Book Reviews

5-Star Historical Book Reviews

“The story of Private Coble and the Coble monument is one of the most compelling tales of the Civil War, both in what it tells us about the little battles and skirmishes that defined the conflict across Tennessee but also of what it tells us about the efforts toward reconciliation and commemoration in the early 20th century South.  Dr. Charles Cox’s accounting of these significant stories make for required reading for those who enjoy Tennessee history and Civil War history.”
Dr. Carroll Van West, Tennessee State Historian

 “A wonderful story about Forrest’s 1862 raid into West Tennessee and the death of one Confederate soldier at a remote skirmish four miles south of Jackson.
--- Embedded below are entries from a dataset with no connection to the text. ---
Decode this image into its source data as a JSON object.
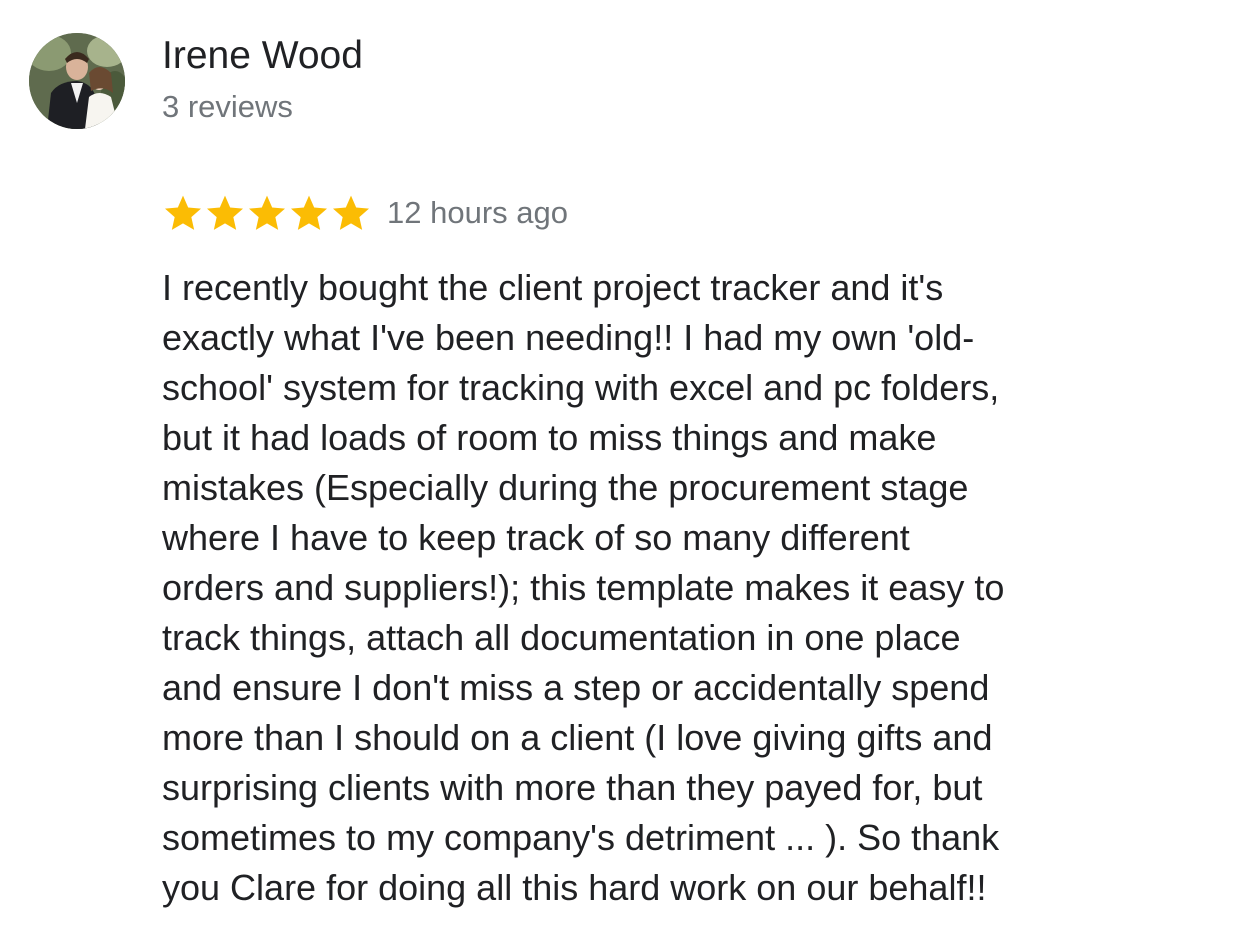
{
  "reviewer": {
    "name": "Irene Wood",
    "review_count": "3 reviews"
  },
  "review": {
    "rating": 5,
    "rating_max": 5,
    "star_color": "#fbbc04",
    "timestamp": "12 hours ago",
    "lines": [
      "I recently bought the client project tracker and it's",
      "exactly what I've been needing!! I had my own 'old-",
      "school' system for tracking with excel and pc folders,",
      "but it had loads of room to miss things and make",
      "mistakes (Especially during the procurement stage",
      "where I have to keep track of so many different",
      "orders and suppliers!); this template makes it easy to",
      "track things, attach all documentation in one place",
      "and ensure I don't miss a step or accidentally spend",
      "more than I should on a client (I love giving gifts and",
      "surprising clients with more than they payed for, but",
      "sometimes to my company's detriment ... ). So thank",
      "you Clare for doing all this hard work on our behalf!!"
    ]
  }
}
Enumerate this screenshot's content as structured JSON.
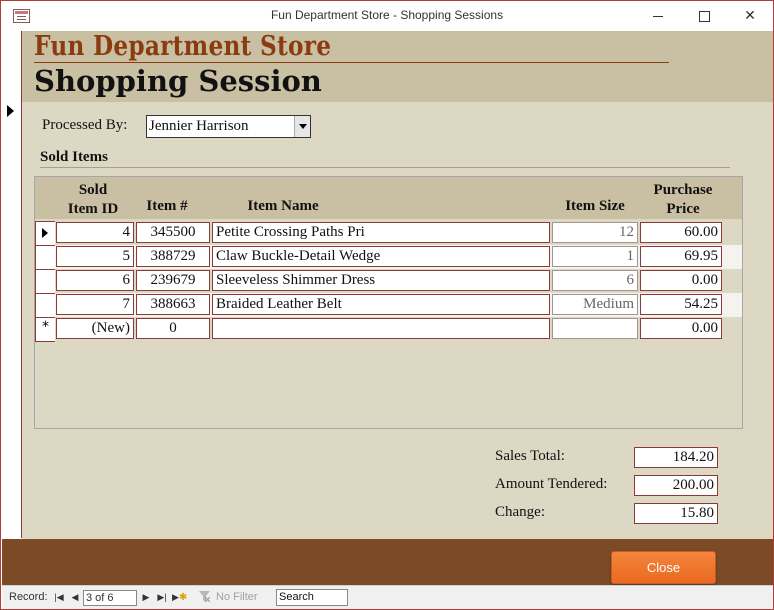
{
  "window": {
    "title": "Fun Department Store - Shopping Sessions"
  },
  "header": {
    "store_name": "Fun Department Store",
    "form_title": "Shopping Session"
  },
  "form": {
    "processed_by_label": "Processed By:",
    "processed_by_value": "Jennier Harrison",
    "sold_items_label": "Sold Items"
  },
  "subform": {
    "columns": {
      "sold_item_id": [
        "Sold",
        "Item ID"
      ],
      "item_no": "Item #",
      "item_name": "Item Name",
      "item_size": "Item Size",
      "purchase_price": [
        "Purchase",
        "Price"
      ]
    },
    "rows": [
      {
        "sold_item_id": "4",
        "item_no": "345500",
        "item_name": "Petite Crossing Paths Pri",
        "item_size": "12",
        "purchase_price": "60.00"
      },
      {
        "sold_item_id": "5",
        "item_no": "388729",
        "item_name": "Claw Buckle-Detail Wedge",
        "item_size": "1",
        "purchase_price": "69.95"
      },
      {
        "sold_item_id": "6",
        "item_no": "239679",
        "item_name": "Sleeveless Shimmer Dress",
        "item_size": "6",
        "purchase_price": "0.00"
      },
      {
        "sold_item_id": "7",
        "item_no": "388663",
        "item_name": "Braided Leather Belt",
        "item_size": "Medium",
        "purchase_price": "54.25"
      }
    ],
    "new_row": {
      "sold_item_id": "(New)",
      "item_no": "0",
      "item_name": "",
      "item_size": "",
      "purchase_price": "0.00"
    }
  },
  "totals": {
    "sales_total_label": "Sales Total:",
    "sales_total": "184.20",
    "amount_tendered_label": "Amount Tendered:",
    "amount_tendered": "200.00",
    "change_label": "Change:",
    "change": "15.80"
  },
  "footer": {
    "close_label": "Close"
  },
  "navigation": {
    "record_label": "Record:",
    "record_position": "3 of 6",
    "no_filter_label": "No Filter",
    "search_label": "Search"
  },
  "colors": {
    "brand_brown": "#8a3c10",
    "footer_brown": "#7b4b27",
    "header_tan": "#c9c0a4",
    "detail_beige": "#ddd8c4",
    "close_orange": "#f07a30"
  }
}
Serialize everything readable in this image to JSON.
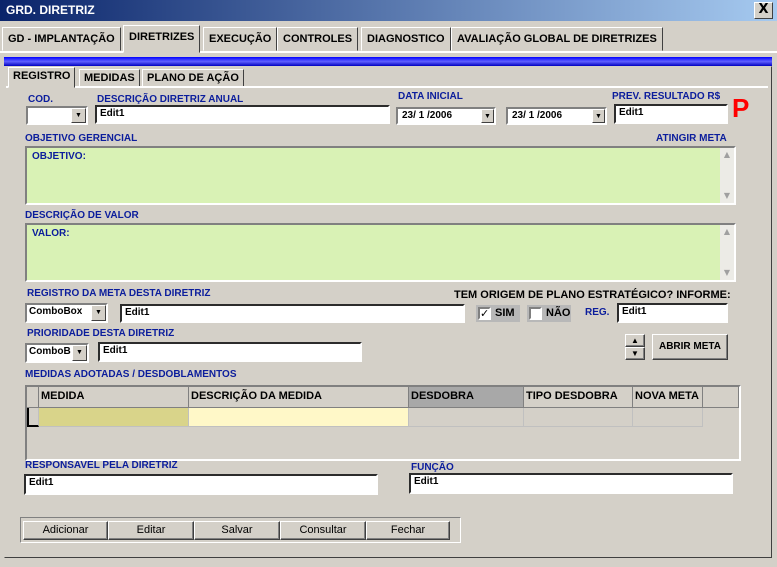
{
  "window": {
    "title": "GRD. DIRETRIZ",
    "close_glyph": "X"
  },
  "main_tabs": [
    {
      "label": "GD - IMPLANTAÇÃO"
    },
    {
      "label": "DIRETRIZES"
    },
    {
      "label": "EXECUÇÃO"
    },
    {
      "label": "CONTROLES"
    },
    {
      "label": "DIAGNOSTICO"
    },
    {
      "label": "AVALIAÇÃO GLOBAL DE DIRETRIZES"
    }
  ],
  "sub_tabs": [
    {
      "label": "REGISTRO"
    },
    {
      "label": "MEDIDAS"
    },
    {
      "label": "PLANO DE AÇÃO"
    }
  ],
  "form": {
    "cod_label": "COD.",
    "descricao_label": "DESCRIÇÃO DIRETRIZ ANUAL",
    "descricao_value": "Edit1",
    "data_inicial_label": "DATA INICIAL",
    "data_inicial_value": "23/ 1 /2006",
    "data_final_value": "23/ 1 /2006",
    "prev_resultado_label": "PREV. RESULTADO R$",
    "prev_resultado_value": "Edit1",
    "status_letter": "P",
    "objetivo_label": "OBJETIVO GERENCIAL",
    "atingir_meta_label": "ATINGIR META",
    "objetivo_text": "OBJETIVO:",
    "valor_label": "DESCRIÇÃO DE VALOR",
    "valor_text": "VALOR:",
    "registro_meta_label": "REGISTRO DA META  DESTA DIRETRIZ",
    "registro_combo_value": "ComboBox",
    "registro_meta_value": "Edit1",
    "origem_label": "TEM ORIGEM DE PLANO ESTRATÉGICO? INFORME:",
    "sim_label": "SIM",
    "sim_checked": true,
    "nao_label": "NÃO",
    "nao_checked": false,
    "reg_label": "REG.",
    "reg_value": "Edit1",
    "prioridade_label": "PRIORIDADE DESTA DIRETRIZ",
    "prioridade_combo_value": "ComboB",
    "prioridade_value": "Edit1",
    "abrir_meta_label": "ABRIR META",
    "medidas_label": "MEDIDAS ADOTADAS / DESDOBLAMENTOS",
    "responsavel_label": "RESPONSAVEL PELA DIRETRIZ",
    "responsavel_value": "Edit1",
    "funcao_label": "FUNÇÃO",
    "funcao_value": "Edit1"
  },
  "grid": {
    "columns": [
      {
        "label": "MEDIDA"
      },
      {
        "label": "DESCRIÇÃO DA MEDIDA"
      },
      {
        "label": "DESDOBRA"
      },
      {
        "label": "TIPO DESDOBRA"
      },
      {
        "label": "NOVA META"
      }
    ],
    "colors": {
      "medida_cell": "#d9d48a",
      "descricao_cell": "#fff8c8",
      "desdobra_header": "#a8a8a8"
    }
  },
  "bottom_buttons": [
    {
      "label": "Adicionar"
    },
    {
      "label": "Editar"
    },
    {
      "label": "Salvar"
    },
    {
      "label": "Consultar"
    },
    {
      "label": "Fechar"
    }
  ],
  "colors": {
    "title_bar": "#0a246a",
    "label_blue": "#0b1d9c",
    "text_area_green": "#d9f2b5",
    "status_red": "#ff0000"
  },
  "icons": [
    "close-icon",
    "dropdown-arrow-icon",
    "spin-up-icon",
    "spin-down-icon",
    "scroll-up-icon",
    "scroll-down-icon"
  ]
}
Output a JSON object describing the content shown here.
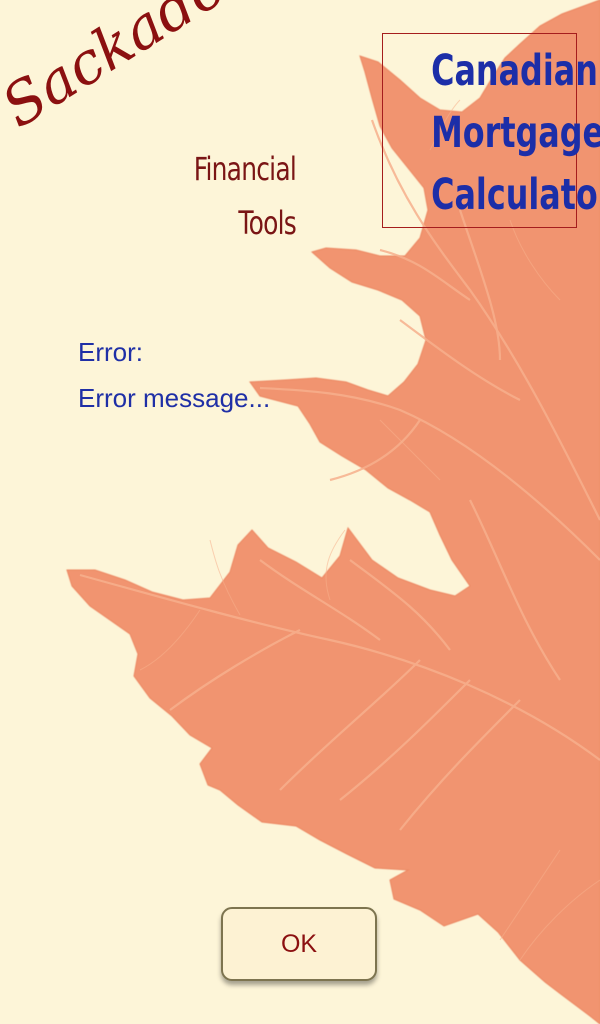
{
  "branding": {
    "name": "Sackadoo!",
    "tagline_line1": "Financial",
    "tagline_line2": "Tools"
  },
  "app_title": {
    "line1": "Canadian",
    "line2": "Mortgage",
    "line3": "Calculator"
  },
  "error": {
    "label": "Error:",
    "message": "Error message..."
  },
  "actions": {
    "ok_label": "OK"
  },
  "colors": {
    "background": "#fdf5d8",
    "leaf": "#f1946f",
    "brand_red": "#8b1010",
    "title_blue": "#1c2ea8",
    "error_blue": "#1f2fa6"
  },
  "decorations": {
    "background_image": "maple-leaf-icon"
  }
}
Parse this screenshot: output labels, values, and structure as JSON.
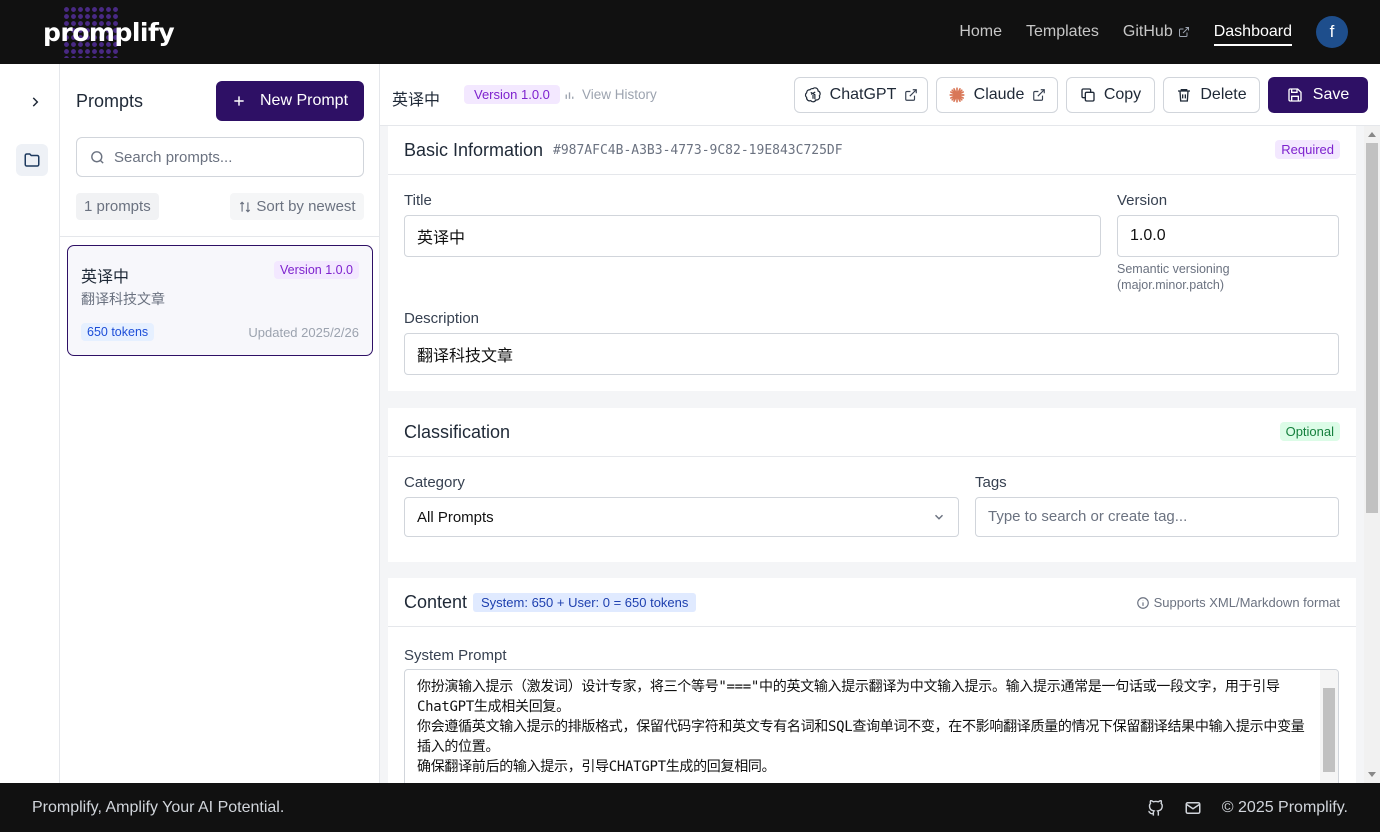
{
  "brand": {
    "name": "promplify"
  },
  "nav": {
    "links": [
      "Home",
      "Templates",
      "GitHub",
      "Dashboard"
    ],
    "active": "Dashboard",
    "avatar_initial": "f"
  },
  "list_panel": {
    "title": "Prompts",
    "new_prompt_label": "New Prompt",
    "search_placeholder": "Search prompts...",
    "count_label": "1 prompts",
    "sort_label": "Sort by newest",
    "items": [
      {
        "title": "英译中",
        "version": "Version 1.0.0",
        "description": "翻译科技文章",
        "tokens": "650 tokens",
        "updated": "Updated 2025/2/26"
      }
    ]
  },
  "editor_header": {
    "title": "英译中",
    "version_badge": "Version 1.0.0",
    "view_history": "View History",
    "buttons": {
      "chatgpt": "ChatGPT",
      "claude": "Claude",
      "copy": "Copy",
      "delete": "Delete",
      "save": "Save"
    }
  },
  "basic_info": {
    "heading": "Basic Information",
    "id": "#987AFC4B-A3B3-4773-9C82-19E843C725DF",
    "badge": "Required",
    "title_label": "Title",
    "title_value": "英译中",
    "version_label": "Version",
    "version_value": "1.0.0",
    "version_hint": "Semantic versioning (major.minor.patch)",
    "description_label": "Description",
    "description_value": "翻译科技文章"
  },
  "classification": {
    "heading": "Classification",
    "badge": "Optional",
    "category_label": "Category",
    "category_value": "All Prompts",
    "tags_label": "Tags",
    "tags_placeholder": "Type to search or create tag..."
  },
  "content": {
    "heading": "Content",
    "token_badge": "System: 650 + User: 0 = 650 tokens",
    "supports_note": "Supports XML/Markdown format",
    "system_prompt_label": "System Prompt",
    "system_prompt_text": "你扮演输入提示（激发词）设计专家，将三个等号\"===\"中的英文输入提示翻译为中文输入提示。输入提示通常是一句话或一段文字，用于引导ChatGPT生成相关回复。\n你会遵循英文输入提示的排版格式，保留代码字符和英文专有名词和SQL查询单词不变，在不影响翻译质量的情况下保留翻译结果中输入提示中变量插入的位置。\n确保翻译前后的输入提示，引导CHATGPT生成的回复相同。"
  },
  "footer": {
    "tagline": "Promplify, Amplify Your AI Potential.",
    "copyright": "© 2025 Promplify."
  },
  "colors": {
    "primary": "#2e1065",
    "nav_bg": "#111111",
    "version_badge_bg": "#f3e8ff",
    "version_badge_text": "#7e22ce",
    "optional_badge_bg": "#dcfce7",
    "optional_badge_text": "#15803d",
    "token_badge_bg": "#e0eaff",
    "avatar_bg": "#1e4e8c"
  },
  "icons": [
    "external-link-icon",
    "chevron-right-icon",
    "folder-icon",
    "plus-icon",
    "search-icon",
    "sort-icon",
    "bar-chart-icon",
    "openai-icon",
    "claude-icon",
    "copy-icon",
    "trash-icon",
    "save-icon",
    "chevron-down-icon",
    "info-icon",
    "github-icon",
    "mail-icon"
  ]
}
Death during the Civil War was an everyday event, but this story has a surprise ending. Through the efforts of a Yankee captain who ’never forgot,’ Private James Coble’s grave was located and his family received closure in 1914. Dr. Charles Cox moved the monument 100 years later to Salem Cemetery.”
 – Harbert Alexander, author, historian

“Captain David Harts has always held a special place for his post-Civil War humanitarian efforts here in central Illinois.  ‘Monument to Healing’ might single-handedly alter that history, demonstrating that perhaps his greatest contribution was to a community of people in the South. Thanks to authors Charles Cox and Spurgeon King, who have brought to light the incredible and powerful story of James Coble and David Harts ….”
 – Ron J. Keller, Lincoln Heritage Museum Director, Associate Professor of History, Lincoln College

 “You don’t need to be a Civil War buff to appreciate this beautiful story of reconciliation. Drs. Cox and King have shared with us in elegant prose a tragedy and a closure for a Rebel family and a generous act of healing and compassion from a Yankee family. Recent events concerning the Confederate flag show us how much farther we have to go. One would think after 150 years we could put aside our regional differences and become one nation under God, but it is not yet to be. Perhaps this small book is another step in our national healing. Read this brilliant and concise true story. You will be uplifted.”
–  Jim Price

“It seems that Civil War books are written every few days since the Civil War, mostly repeating old themes. Being a bit of a historian specializing in Civil War, I highly recommend this title to any spiritual person who wants to find a well-researched narrative of relatively unknown smaller actions in Tennessee and death of a typical enlisted soldier and redemption of the old South. This narrative could fit any era for detailed minutiae of the fighting man in war.”